Я хочу опять вернуться к В. Сатир. Она описывала пять коммуникативных типов. Первые четыре из них не берут на себя ответственность за происходящее.

Первый тип - это заискивающее говорение.

Второй тип - это обвиняющий.

Это случай, когда вина всегда перепихивается на другого. Например, сидит женщина, выливает случайно компот на стол, все вокруг начинают ликвидировать последствия, и она начинает кричать на рядом сидящего, что он виноват, так как отвлек ее. Поскольку у нее раньше в родительской семье было принято назначать кого-то одного (но не себя) ответственным за все, что происходит. Часто это один и тот же человек, но если он выходит из системы, на его место тут же становится другой.

Третий тип - это расчетливый.

Четвертый тип - отстраненный.

В основном слушает и не говорит.

Пятый тип - уравновешенный

У него есть единственный недостаток - он говорит правду. А правду часто не готовы слышать.
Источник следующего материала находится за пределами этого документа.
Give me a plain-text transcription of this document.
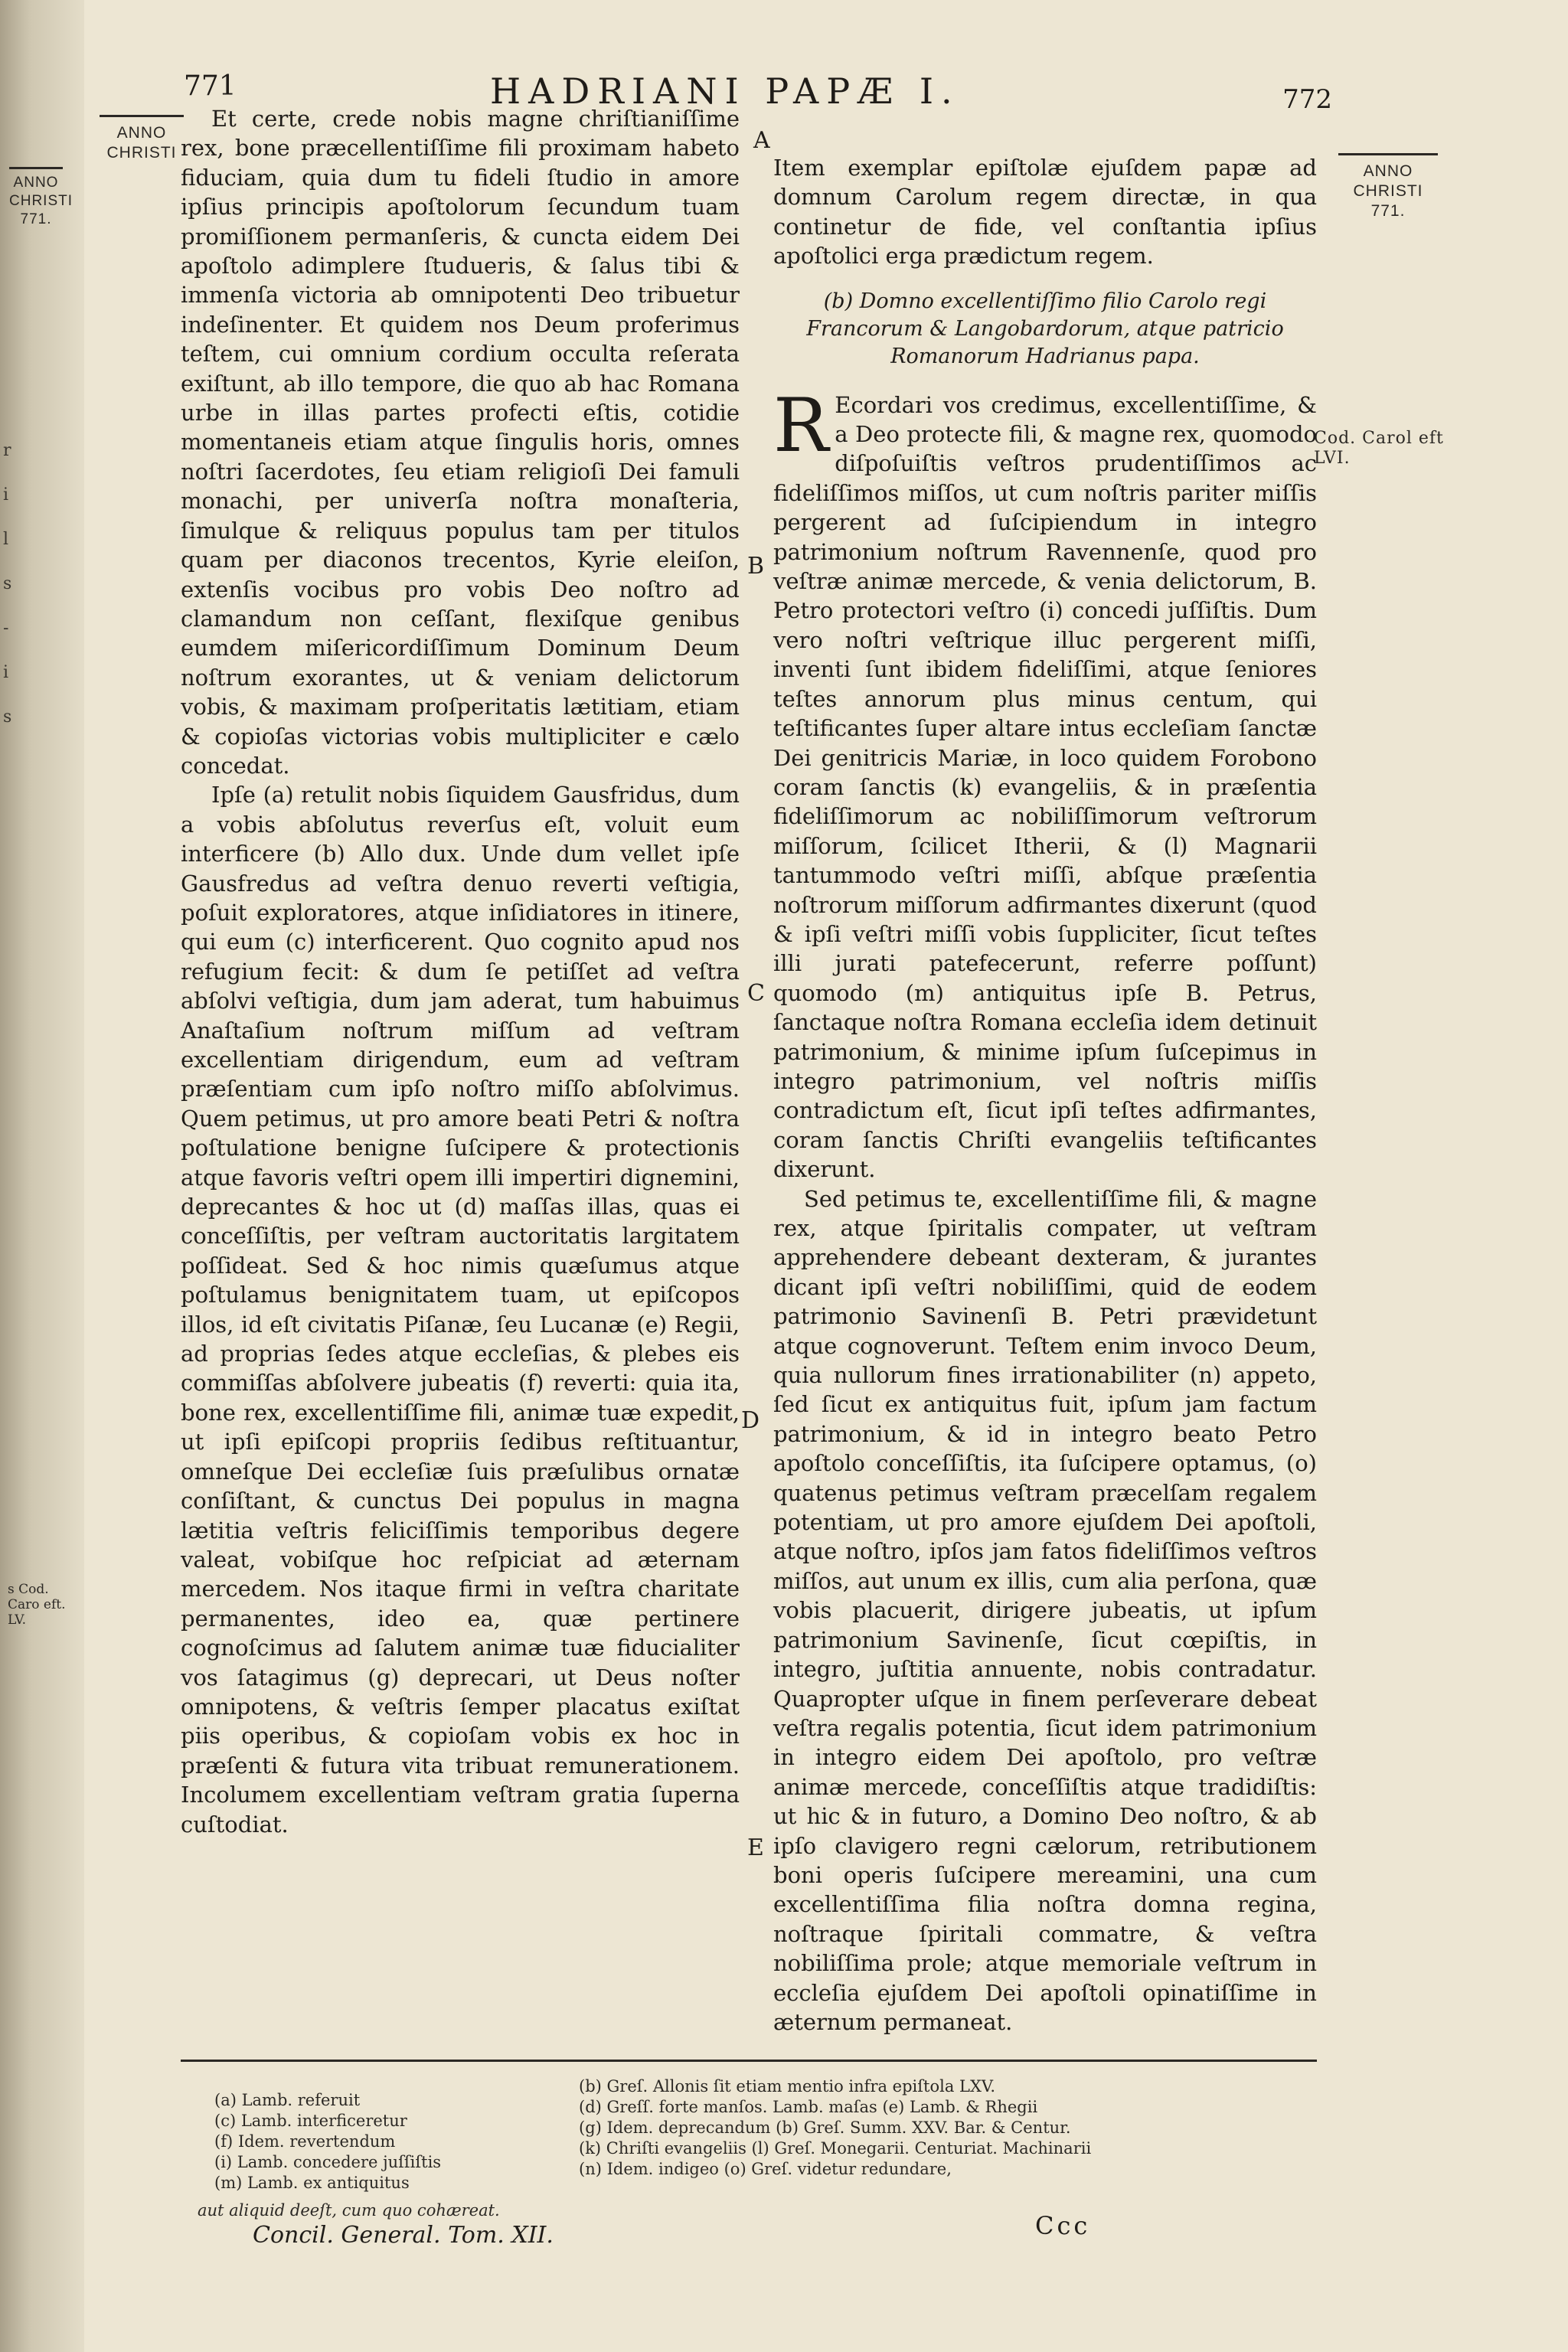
ANNO CHRISTI
771.
r
i
l
s
-
i
s
s Cod. Caro eft. LV.
771	HADRIANI PAPÆ I.	772
ANNO CHRISTI
ANNO CHRISTI
771.
Cod. Carol eft LVI.

Et certe, crede nobis magne chriſtianiſſime rex, bone præcellentiſſime fili proximam habeto fiduciam, quia dum tu fideli ſtudio in amore ipſius principis apoſtolorum ſecundum tuam promiſſionem permanſeris, & cuncta eidem Dei apoſtolo adimplere ſtudueris, & ſalus tibi & immenſa victoria ab omnipotenti Deo tribuetur indeſinenter. Et quidem nos Deum proferimus teſtem, cui omnium cordium occulta reſerata exiſtunt, ab illo tempore, die quo ab hac Romana urbe in illas partes profecti eſtis, cotidie momentaneis etiam atque ſingulis horis, omnes noſtri ſacerdotes, ſeu etiam religioſi Dei famuli monachi, per univerſa noſtra monaſteria, ſimulque & reliquus populus tam per titulos quam per diaconos trecentos, Kyrie eleiſon, extenſis vocibus pro vobis Deo noſtro ad clamandum non ceſſant, flexiſque genibus eumdem miſericordiſſimum Dominum Deum noſtrum exorantes, ut & veniam delictorum vobis, & maximam proſperitatis lætitiam, etiam & copioſas victorias vobis multipliciter e cælo concedat.

Ipſe (a) retulit nobis ſiquidem Gausfridus, dum a vobis abſolutus reverſus eſt, voluit eum interficere (b) Allo dux. Unde dum vellet ipſe Gausfredus ad veſtra denuo reverti veſtigia, poſuit exploratores, atque inſidiatores in itinere, qui eum (c) interficerent. Quo cognito apud nos refugium fecit: & dum ſe petiſſet ad veſtra abſolvi veſtigia, dum jam aderat, tum habuimus Anaſtaſium noſtrum miſſum ad veſtram excellentiam dirigendum, eum ad veſtram præſentiam cum ipſo noſtro miſſo abſolvimus. Quem petimus, ut pro amore beati Petri & noſtra poſtulatione benigne ſuſcipere & protectionis atque favoris veſtri opem illi impertiri dignemini, deprecantes & hoc ut (d) maſſas illas, quas ei conceſſiſtis, per veſtram auctoritatis largitatem poſſideat. Sed & hoc nimis quæſumus atque poſtulamus benignitatem tuam, ut epiſcopos illos, id eſt civitatis Piſanæ, ſeu Lucanæ (e) Regii, ad proprias ſedes atque eccleſias, & plebes eis commiſſas abſolvere jubeatis (f) reverti: quia ita, bone rex, excellentiſſime fili, animæ tuæ expedit, ut ipſi epiſcopi propriis ſedibus reſtituantur, omneſque Dei eccleſiæ ſuis præſulibus ornatæ conſiſtant, & cunctus Dei populus in magna lætitia veſtris feliciſſimis temporibus degere valeat, vobiſque hoc reſpiciat ad æternam mercedem. Nos itaque firmi in veſtra charitate permanentes, ideo ea, quæ pertinere cognoſcimus ad ſalutem animæ tuæ fiducialiter vos ſatagimus (g) deprecari, ut Deus noſter omnipotens, & veſtris ſemper placatus exiſtat piis operibus, & copioſam vobis ex hoc in præſenti & futura vita tribuat remunerationem. Incolumem excellentiam veſtram gratia ſuperna cuſtodiat.

Item exemplar epiſtolæ ejuſdem papæ ad domnum Carolum regem directæ, in qua continetur de fide, vel conſtantia ipſius apoſtolici erga prædictum regem.

(b) Domno excellentiſſimo filio Carolo regi Francorum & Langobardorum, atque patricio Romanorum Hadrianus papa.

R Ecordari vos credimus, excellentiſſime, & a Deo protecte fili, & magne rex, quomodo diſpoſuiſtis veſtros prudentiſſimos ac fideliſſimos miſſos, ut cum noſtris pariter miſſis pergerent ad ſuſcipiendum in integro patrimonium noſtrum Ravennenſe, quod pro veſtræ animæ mercede, & venia delictorum, B. Petro protectori veſtro (i) concedi juſſiſtis. Dum vero noſtri veſtrique illuc pergerent miſſi, inventi ſunt ibidem fideliſſimi, atque ſeniores teſtes annorum plus minus centum, qui teſtificantes ſuper altare intus eccleſiam ſanctæ Dei genitricis Mariæ, in loco quidem Forobono coram ſanctis (k) evangeliis, & in præſentia fideliſſimorum ac nobiliſſimorum veſtrorum miſſorum, ſcilicet Itherii, & (l) Magnarii tantummodo veſtri miſſi, abſque præſentia noſtrorum miſſorum adfirmantes dixerunt (quod & ipſi veſtri miſſi vobis ſuppliciter, ſicut teſtes illi jurati patefecerunt, referre poſſunt) quomodo (m) antiquitus ipſe B. Petrus, ſanctaque noſtra Romana eccleſia idem detinuit patrimonium, & minime ipſum ſuſcepimus in integro patrimonium, vel noſtris miſſis contradictum eſt, ſicut ipſi teſtes adfirmantes, coram ſanctis Chriſti evangeliis teſtificantes dixerunt.

Sed petimus te, excellentiſſime fili, & magne rex, atque ſpiritalis compater, ut veſtram apprehendere debeant dexteram, & jurantes dicant ipſi veſtri nobiliſſimi, quid de eodem patrimonio Savinenſi B. Petri prævidetunt atque cognoverunt. Teſtem enim invoco Deum, quia nullorum fines irrationabiliter (n) appeto, ſed ſicut ex antiquitus fuit, ipſum jam factum patrimonium, & id in integro beato Petro apoſtolo conceſſiſtis, ita ſuſcipere optamus, (o) quatenus petimus veſtram præcelſam regalem potentiam, ut pro amore ejuſdem Dei apoſtoli, atque noſtro, ipſos jam fatos fideliſſimos veſtros miſſos, aut unum ex illis, cum alia perſona, quæ vobis placuerit, dirigere jubeatis, ut ipſum patrimonium Savinenſe, ſicut cœpiſtis, in integro, juſtitia annuente, nobis contradatur. Quapropter uſque in finem perſeverare debeat veſtra regalis potentia, ſicut idem patrimonium in integro eidem Dei apoſtolo, pro veſtræ animæ mercede, conceſſiſtis atque tradidiſtis: ut hic & in futuro, a Domino Deo noſtro, & ab ipſo clavigero regni cælorum, retributionem boni operis ſuſcipere mereamini, una cum excellentiſſima filia noſtra domna regina, noſtraque ſpiritali commatre, & veſtra nobiliſſima prole; atque memoriale veſtrum in eccleſia ejuſdem Dei apoſtoli opinatiſſime in æternum permaneat.

A
B
C
D
E
(a) Lamb. referuit
(c) Lamb. interficeretur
(f) Idem. revertendum
(i) Lamb. concedere juſſiſtis
(m) Lamb. ex antiquitus
(b) Greſ. Allonis ſit etiam mentio infra epiſtola LXV.
(d) Greſſ. forte manſos. Lamb. maſas (e) Lamb. & Rhegii
(g) Idem. deprecandum (b) Greſ. Summ. XXV. Bar. & Centur.
(k) Chriſti evangeliis (l) Greſ. Monegarii. Centuriat. Machinarii
(n) Idem. indigeo (o) Greſ. videtur redundare,
aut aliquid deeſt, cum quo cohæreat.
Concil. General. Tom. XII.	Ccc
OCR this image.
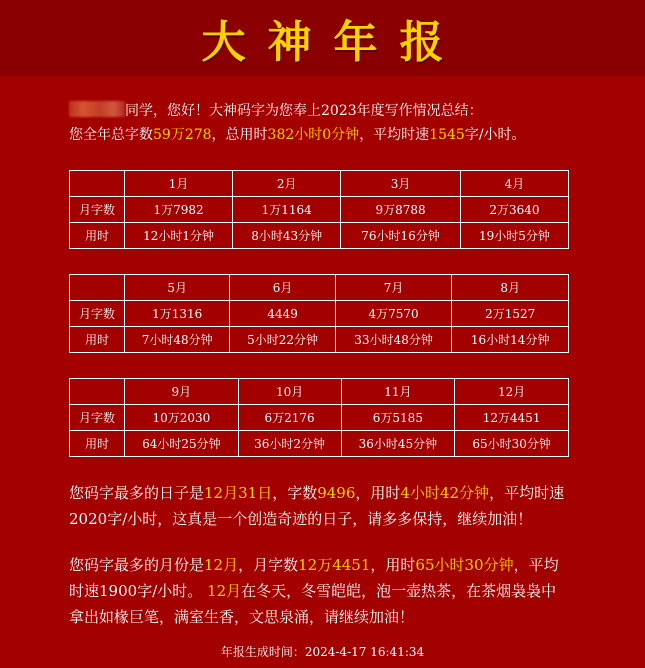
大神年报
同学，您好！大神码字为您奉上2023年度写作情况总结：
您全年总字数59万278，总用时382小时0分钟，平均时速1545字/小时。
	1月	2月	3月	4月
月字数	1万7982	1万1164	9万8788	2万3640
用时	12小时1分钟	8小时43分钟	76小时16分钟	19小时5分钟
	5月	6月	7月	8月
月字数	1万1316	4449	4万7570	2万1527
用时	7小时48分钟	5小时22分钟	33小时48分钟	16小时14分钟
	9月	10月	11月	12月
月字数	10万2030	6万2176	6万5185	12万4451
用时	64小时25分钟	36小时2分钟	36小时45分钟	65小时30分钟
您码字最多的日子是12月31日，字数9496，用时4小时42分钟，平均时速2020字/小时，这真是一个创造奇迹的日子，请多多保持，继续加油！
您码字最多的月份是12月，月字数12万4451，用时65小时30分钟，平均时速1900字/小时。 12月在冬天，冬雪皑皑，泡一壶热茶，在茶烟袅袅中拿出如椽巨笔，满室生香，文思泉涌，请继续加油！
年报生成时间：2024-4-17 16:41:34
Но дальше может развернуться жесткая полемика, она может его объявить некультурным человеком. Даже если он в итоге согласится (а он ведь может и отказаться) идти в это кино. И вовсе не потому, что он некультурный человек, а потому что он не хочет, чтобы за него кто-то решал. И хотя бы в этих отношениях он хочет решать за себя сам. И смысл этих полемик не в том, что кто-то хочет мороженое, а кто-то пиццу, а в том, что, может, кому-то все время рассказывал, что делать, кто-то другой - какая-нибудь историческая фигура говорила, что ему делать, что есть и так далее. Кто-то другой определял его реальность и его потребности подменял своими.

На второй фазе Маргерита Спаньоло Лобб рекомендует спрашивать у людей, что они ещё могут делать хорошего вместе, для того чтобы понять, зачем они вообще пришли. Иногда они приходят разводиться, и это тоже хороший запрос.

Раньше семейные терапевты были очарованы парой, говорили, какие они хорошие ребята, вот бы им остаться вместе!А мы не можем знать, что нужно системе.

Система гораздо больше, чем любой из ее элементов. И гораздо больше нас, а мы вообще не там.

И мы видим только то, что они нам приносят, и если они смогут на наших глазах поговорить о том, что их привело, будет уже очень здорово. Да, они могут прийти с запросом, который несет в себе двойное послание, и начинающий терапевт иногда туда впрягается. Например - один готов разводиться (и хочет), а второй говорит, что хочет сохранить брак, и терапевт рьяно берётся за работу, которую невозможно выполнить. Поэтому нужно показать им это двойное послание и ориентироваться на себя – что и является выходом из ситуации двойного зажима. Можно объяснить, что это невозможно, что терапевт бессилен, и можно только научить их говорить. И говорить о своих компетенциях, чтобы клиенты понимали, что терапевт не всемогущ. Если терапевты работают в паре, это очень здорово, потому что, опираясь друг на друга, терапевты могут научить супругов говорить, понимать, что можно иметь разные мнения и друг друга не убивать, что можно экологично высказывать разные мнения. И тогда они увидят, что это возможно. Каждый может оставаться в своей концепции, но двигаться с партнером вместе.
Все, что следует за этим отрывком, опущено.